La scelta di impiantare delle turbine galleggianti è stata dettata dalla presenza nell’area individuata di un fondale di circa 300 metri di profondità, del tutto impraticabile per l’installazione di turbine offshore fisse, per le quali è impossibile superare una profondità di 50-60 metri. Pertanto impegnativa – anche se non impossibile, date le tecnologie oggi a disposizione – sarà la sfida logistica per realizzare un impianto del genere posto che tali pale eoliche devono essere in grado di resistere al movimento generato dalle onde e dal vento oltre che dalla rotazione delle stesse turbine.

Il progetto, presentato ai ministeri dell’Ambiente e delle Infrastrutture prima dell’inizio della pandemia di Covid19, sta proseguendo il suo necessario iter burocratico che, tutto ad andar bene, dovrebbe concludersi con l’avvio del cantiere nel 2023. A garantire il funzionamento dell’impianto sarà la tecnologia TetraSpar sviluppata da Henrik Stiesdal, già Chief Technology Officer di Siemens Gamesa, pioniere dell’energia eolica danese e ideatore a fine anni ’70 di una delle prime turbine eoliche, la cui licenza trasferita nel 1979 alle Vestas A/S,  fabbrica danese di mezzi agricoli, autogru e refrigeratori da nave, le ha consentito di diventare uno dei principali produttori di turbine eoliche al mondo, settore sempre più orientato verso l’offshore. Con la sua inventiva Stiesdal torna dunque ad essere all’avanguardia proponendo soluzioni tecniche che uniscono capacità performanti delle turbine, riduzione dei costi e un impatto ambientale sempre più ridotto.

Quello dell’eolico offshore  – scrive il Sole24Ore – è un ambito che nell’ultimo decennio è cresciuto del 30 per cento all’anno, proprio grazie allo sviluppo di turbine sempre più grandi e potenti, a fronte di una drastica riduzione dei costi.

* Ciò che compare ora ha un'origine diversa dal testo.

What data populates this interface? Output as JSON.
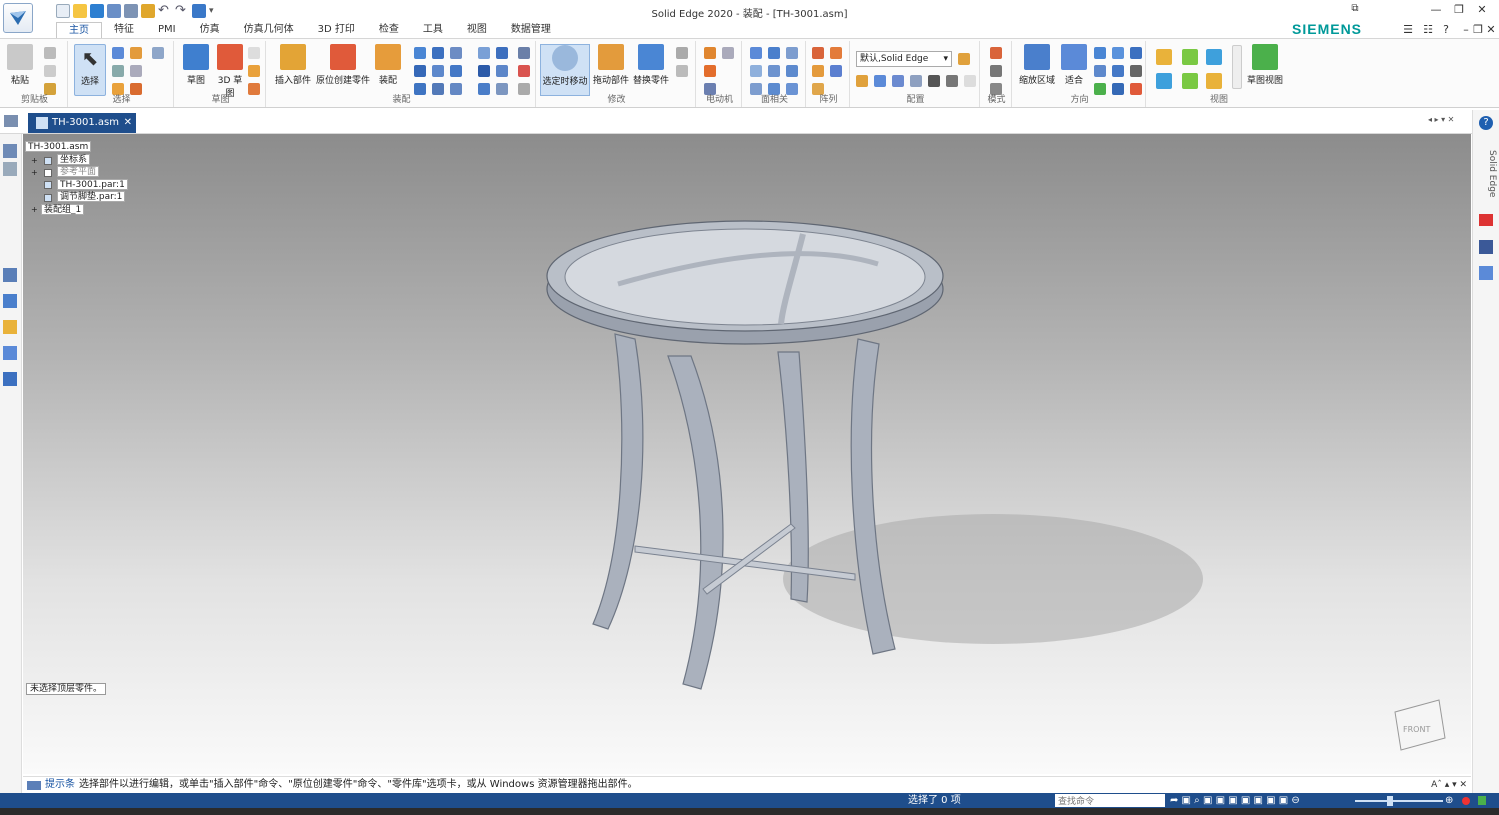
{
  "app": {
    "title": "Solid Edge 2020 - 装配 - [TH-3001.asm]",
    "brand": "SIEMENS"
  },
  "tabs": [
    "主页",
    "特征",
    "PMI",
    "仿真",
    "仿真几何体",
    "3D 打印",
    "检查",
    "工具",
    "视图",
    "数据管理"
  ],
  "active_tab": "主页",
  "ribbon": {
    "clipboard": {
      "paste": "粘贴",
      "group": "剪贴板"
    },
    "select": {
      "button": "选择",
      "group": "选择"
    },
    "sketch": {
      "draw": "草图",
      "sketch3d": "3D 草图",
      "group": "草图"
    },
    "assemble": {
      "insert": "插入部件",
      "create": "原位创建零件",
      "assemble": "装配",
      "group": "装配"
    },
    "modify": {
      "select_move": "选定时移动",
      "drag": "拖动部件",
      "replace": "替换零件",
      "group": "修改"
    },
    "motor": {
      "group": "电动机"
    },
    "face": {
      "group": "面相关"
    },
    "pattern": {
      "group": "阵列"
    },
    "config": {
      "dropdown": "默认,Solid Edge",
      "group": "配置"
    },
    "style": {
      "group": "模式"
    },
    "orient": {
      "zoom_area": "缩放区域",
      "fit": "适合",
      "group": "方向"
    },
    "views": {
      "sketch_view": "草图视图",
      "group": "视图"
    }
  },
  "document": {
    "tab": "TH-3001.asm"
  },
  "tree": [
    {
      "label": "TH-3001.asm",
      "checked": false
    },
    {
      "label": "坐标系",
      "checked": true
    },
    {
      "label": "参考平面",
      "checked": false
    },
    {
      "label": "TH-3001.par:1",
      "checked": true
    },
    {
      "label": "调节脚垫.par:1",
      "checked": true
    },
    {
      "label": "装配组_1",
      "checked": false
    }
  ],
  "viewport": {
    "note": "未选择顶层零件。",
    "cube_face": "FRONT"
  },
  "cmdbar": {
    "label": "提示条",
    "prompt": "选择部件以进行编辑，或单击\"插入部件\"命令、\"原位创建零件\"命令、\"零件库\"选项卡，或从 Windows 资源管理器拖出部件。"
  },
  "statusbar": {
    "selected": "选择了 0 项",
    "search_placeholder": "查找命令"
  },
  "right_sidebar": {
    "label": "Solid Edge"
  }
}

Pur occupando al momento solo l’1% della produzione mondiale di elettricità – continua il quotidiano di economia –  l’eolico offshore è sempre più protagonista in Nord Europa e, stando alle stime dell’International Energy Agency, entro il 2040 sarà capace di attrarre investimenti per 840 miliardi di dollari, pari a quelli nel gas naturale. Si prevede inoltre che la soluzione dominante sarà quella degli impianti galleggianti data la scarsa disponibilità di aree con acque poco profonde idonee per l’installazione di turbine offshore fisse. Entro il 2040 tali impianti potrebbero essere in grado, senza emissioni, di fornire elettricità sufficiente a soddisfare 11 volte la domanda mondiale.